Im Zentrum ihrer Kritik: das unreflektierte Wohlstandsverständnis und die Fixierung auf Wachstum und Zahlen. Die Politik klammere sich an das Ziel Wirtschaftswachstum, doch selten würde darüber gesprochen, was Wohlstand eigentlich bedeute.
Da Menschen, Natur und Soziales keinen „Wert“ im Sinne positiver Bilanzen hätten, würden sie von der Politik zu wenig beachtet. Mehr noch: Unter dem Motto „Bürokratieabbau“ sollen wichtige Errungenschaften für das Gemeinwohl zurückgefahren werden.

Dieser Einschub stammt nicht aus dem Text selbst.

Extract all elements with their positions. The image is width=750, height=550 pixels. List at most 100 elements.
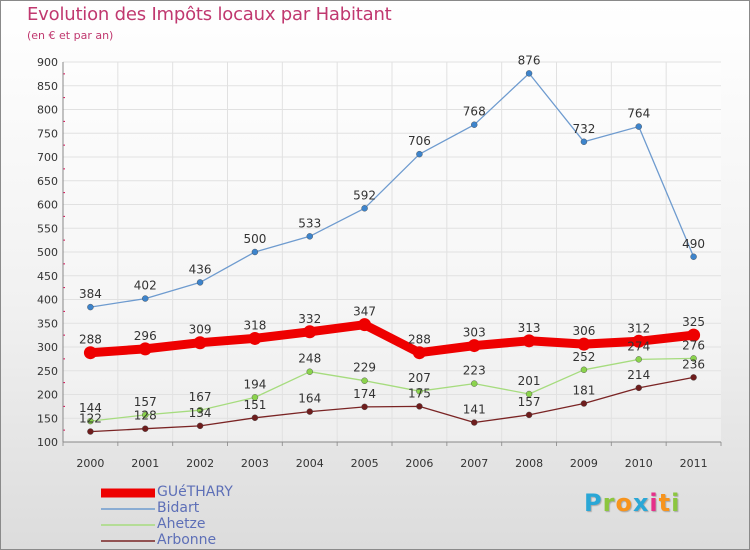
data-point (690, 355, 697, 362)
data-point (251, 414, 259, 421)
data-label: 122 (79, 412, 102, 426)
data-point (580, 366, 588, 373)
data-point (248, 331, 262, 345)
data-point (361, 403, 368, 411)
data-point (142, 295, 149, 302)
legend-swatch (101, 488, 155, 498)
data-label: 141 (463, 403, 486, 417)
axes: 2000 2001 2002 2003 2004 2005 2006 2007 2008 2009… (37, 56, 722, 470)
data-label: 533 (298, 216, 321, 230)
data-label: 309 (189, 323, 212, 337)
x-tick-label: 2004 (296, 457, 324, 470)
data-label: 325 (682, 315, 705, 329)
chart-title: Evolution des Impôts locaux par Habitant (27, 4, 392, 25)
data-label: 706 (408, 134, 431, 148)
y-tick-label: 150 (37, 412, 58, 425)
data-label: 128 (134, 409, 157, 423)
y-tick-label: 450 (37, 270, 58, 283)
data-point (306, 233, 313, 240)
data-point (358, 318, 372, 332)
x-tick-label: 2009 (570, 457, 598, 470)
data-point (193, 336, 207, 350)
grid (63, 61, 721, 442)
logo-letter: r (602, 489, 616, 517)
data-label: 134 (189, 406, 212, 420)
data-point (416, 387, 423, 395)
legend-label: Arbonne (157, 532, 217, 548)
data-point (416, 403, 423, 410)
data-point (525, 70, 533, 77)
y-tick-label: 600 (37, 199, 58, 212)
x-tick-label: 2001 (131, 457, 159, 470)
x-tick-label: 2005 (351, 457, 379, 470)
y-tick-label: 900 (37, 56, 58, 69)
data-point (87, 417, 94, 425)
data-label: 157 (134, 395, 157, 409)
data-label: 144 (79, 401, 102, 415)
data-label: 347 (353, 305, 376, 319)
data-point (251, 394, 259, 401)
data-point (196, 279, 204, 286)
data-point (471, 380, 478, 387)
data-point (577, 337, 591, 351)
data-label: 296 (134, 329, 157, 343)
data-label: 274 (627, 339, 650, 353)
data-label: 288 (79, 333, 102, 347)
x-tick-label: 2003 (241, 457, 269, 470)
logo-letter: P (584, 489, 603, 517)
logo-letter: i (649, 489, 659, 517)
data-label: 312 (627, 321, 650, 335)
x-tick-label: 2002 (186, 457, 214, 470)
data-label: 276 (682, 338, 705, 352)
data-labels: 288 296 309 318 332 347 288 303 313 306 312 325 384 4… (79, 53, 705, 425)
data-label: 252 (572, 350, 595, 364)
logo-letter: x (632, 489, 650, 517)
logo-letter: o (615, 489, 633, 517)
data-label: 194 (243, 377, 266, 391)
data-label: 201 (518, 374, 541, 388)
data-point (138, 342, 152, 356)
y-tick-label: 500 (37, 246, 58, 259)
data-label: 402 (134, 279, 157, 293)
data-point (416, 150, 423, 158)
data-label: 248 (298, 352, 321, 366)
y-tick-label: 400 (37, 294, 58, 307)
x-tick-label: 2008 (515, 457, 543, 470)
data-label: 732 (572, 122, 595, 136)
data-point (467, 339, 481, 353)
legend-swatch (101, 540, 155, 542)
x-tick-label: 2011 (680, 457, 708, 470)
data-point (142, 425, 149, 432)
data-point (83, 346, 97, 360)
data-label: 490 (682, 237, 705, 251)
legend-swatch (101, 508, 155, 510)
data-point (303, 325, 317, 339)
data-point (306, 408, 313, 415)
y-tick-label: 650 (37, 175, 58, 188)
series-line (89, 357, 695, 422)
y-tick-label: 300 (37, 341, 58, 354)
data-label: 318 (243, 318, 266, 332)
data-point (522, 334, 536, 348)
x-tick-label: 2010 (625, 457, 653, 470)
data-label: 157 (518, 395, 541, 409)
data-label: 181 (572, 384, 595, 398)
data-point (87, 428, 94, 435)
data-point (471, 121, 478, 128)
x-tick-label: 2006 (405, 457, 433, 470)
data-point (361, 377, 368, 384)
data-label: 167 (189, 390, 212, 404)
data-point (635, 123, 642, 130)
series-lines (83, 70, 701, 435)
data-label: 500 (243, 232, 266, 246)
y-tick-label: 750 (37, 127, 58, 140)
series-line (89, 376, 695, 433)
data-point (412, 346, 426, 360)
data-label: 214 (627, 368, 650, 382)
chart-subtitle: (en € et par an) (27, 29, 114, 42)
data-point (525, 411, 533, 419)
data-point (471, 419, 478, 426)
data-label: 306 (572, 324, 595, 338)
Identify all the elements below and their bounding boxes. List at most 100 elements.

Man hänge der Illusion an, dass man die Klimakrise, den Verlust der Biodiversität oder die menschliche Gesundheit, Stichwort Mikroplastik, außer vorlassen könnte, wenn nur die Wirtschaft wachse.
In dem Zusammenhang setzt die Autorin sich auch kritisch mit dem Libertarismus auseinander. Tech-Milliardäre nähmen sich das Recht, die Ressourcen der Erde auszubeuten. Sie machten gemeinsame Sache mit den Rechtspopulisten, um die Demokratie auszuhöhlen, nur um selbst Reichtum und Macht zu mehren.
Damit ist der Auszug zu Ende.